Although these institutes are more expensive than public universities in France, Grandes Écoles typically have much smaller class sizes and student bodies, and many of their programs are taught in English. International internships, study abroad opportunities, and close ties with government and the corporate world are a hallmark of the Grandes Écoles. Many of the top ranked schools in Europe are members of the Conférence des Grandes Écoles (CGE), as are the Sciences Po institutes.

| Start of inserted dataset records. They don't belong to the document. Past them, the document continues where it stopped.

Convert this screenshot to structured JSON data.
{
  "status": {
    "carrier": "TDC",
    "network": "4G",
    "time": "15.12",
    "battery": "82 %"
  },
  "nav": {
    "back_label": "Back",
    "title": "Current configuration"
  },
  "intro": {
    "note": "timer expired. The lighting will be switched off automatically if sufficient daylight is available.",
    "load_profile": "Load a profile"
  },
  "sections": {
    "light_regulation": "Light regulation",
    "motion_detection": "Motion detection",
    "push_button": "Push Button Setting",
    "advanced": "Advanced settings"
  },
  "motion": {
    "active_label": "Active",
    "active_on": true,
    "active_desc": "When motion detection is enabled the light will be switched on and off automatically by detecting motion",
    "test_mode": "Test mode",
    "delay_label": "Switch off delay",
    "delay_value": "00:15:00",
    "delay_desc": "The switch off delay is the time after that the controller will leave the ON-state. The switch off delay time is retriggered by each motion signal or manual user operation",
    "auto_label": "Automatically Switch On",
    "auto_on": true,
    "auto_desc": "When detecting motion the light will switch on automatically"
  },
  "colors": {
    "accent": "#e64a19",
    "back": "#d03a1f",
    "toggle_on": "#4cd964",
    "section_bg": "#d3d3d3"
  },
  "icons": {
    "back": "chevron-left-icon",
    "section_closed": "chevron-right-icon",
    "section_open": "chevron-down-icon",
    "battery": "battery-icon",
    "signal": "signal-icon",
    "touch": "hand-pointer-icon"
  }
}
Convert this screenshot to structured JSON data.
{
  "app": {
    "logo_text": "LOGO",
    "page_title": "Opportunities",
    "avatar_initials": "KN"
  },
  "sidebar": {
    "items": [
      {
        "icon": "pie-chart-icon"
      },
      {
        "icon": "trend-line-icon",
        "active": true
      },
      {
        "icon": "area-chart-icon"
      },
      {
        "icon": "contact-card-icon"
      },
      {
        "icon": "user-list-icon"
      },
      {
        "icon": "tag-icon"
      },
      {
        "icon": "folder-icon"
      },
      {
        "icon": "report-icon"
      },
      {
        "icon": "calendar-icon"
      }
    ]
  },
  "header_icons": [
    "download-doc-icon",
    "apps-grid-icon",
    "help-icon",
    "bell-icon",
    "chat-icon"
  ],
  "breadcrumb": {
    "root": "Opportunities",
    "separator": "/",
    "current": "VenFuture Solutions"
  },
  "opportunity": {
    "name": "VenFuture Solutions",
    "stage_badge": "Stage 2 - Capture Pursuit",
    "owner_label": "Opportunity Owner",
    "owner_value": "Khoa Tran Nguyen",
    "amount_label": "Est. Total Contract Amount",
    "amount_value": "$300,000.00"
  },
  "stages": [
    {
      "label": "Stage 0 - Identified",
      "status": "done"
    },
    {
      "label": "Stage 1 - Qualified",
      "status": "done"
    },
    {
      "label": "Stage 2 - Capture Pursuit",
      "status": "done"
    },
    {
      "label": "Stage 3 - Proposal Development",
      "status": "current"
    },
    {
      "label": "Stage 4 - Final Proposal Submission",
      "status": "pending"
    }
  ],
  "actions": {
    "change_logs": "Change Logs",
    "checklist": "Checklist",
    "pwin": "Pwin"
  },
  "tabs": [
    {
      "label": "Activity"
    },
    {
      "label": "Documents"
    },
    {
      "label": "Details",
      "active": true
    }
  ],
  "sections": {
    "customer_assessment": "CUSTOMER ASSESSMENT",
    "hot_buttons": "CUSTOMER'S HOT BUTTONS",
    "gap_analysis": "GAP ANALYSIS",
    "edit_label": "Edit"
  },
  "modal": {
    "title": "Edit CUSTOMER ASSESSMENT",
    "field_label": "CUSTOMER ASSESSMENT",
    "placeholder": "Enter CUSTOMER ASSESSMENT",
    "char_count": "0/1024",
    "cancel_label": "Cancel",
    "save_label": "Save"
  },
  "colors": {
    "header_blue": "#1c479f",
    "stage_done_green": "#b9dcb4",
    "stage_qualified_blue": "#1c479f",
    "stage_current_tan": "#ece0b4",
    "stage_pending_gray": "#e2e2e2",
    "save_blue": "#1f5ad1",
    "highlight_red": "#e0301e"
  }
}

The institute is modeled on the former École Libre des Sciences Politiques, and as such, Sciences Po specializes in political science, but uses an interdisciplinary approach to education that provides student generalists with the high level of grounding in skills that they need in History, Law, Economic Sciences, Sociology, Political science and International relations. Students are taught at least two foreign languages and must spend one year abroad in order to achieve proficiency in their second language. The academic course lasts five years, and it is a three-year undergraduate programme and a two-year graduate programme and the primary diploma is a master's degree. The third year of the curriculum is a year of mobility abroad, and students can spend two semesters in a foreign university, one semester in a university and one semester internship or they also have the opportunity to spend two semesters as a trainee. Years 4 and 5 are for specialization. Degrees from Sciences Po are accredited by the Conférence des Grandes Écoles and awarded by the Ministry of National Education (France) (Le Ministère de L'éducation Nationale).

== Degree ==
Sciences Po Rennes currently offers a 5-year programme composed of a three-year-long undergraduate programme and a two-year graduate programme in compliance with the Bologna Process. The primary diploma is equivalent to a master's degree. Sciences Po Rennes has more than 100 exchange-agreements with universities throughout the world including partnerships with Queen Mary University of London, Free University of Berlin or Boston University. Student selection is based on a competitive written examination at the end of secondary school (acceptance/selection rate is currently around 8-10%).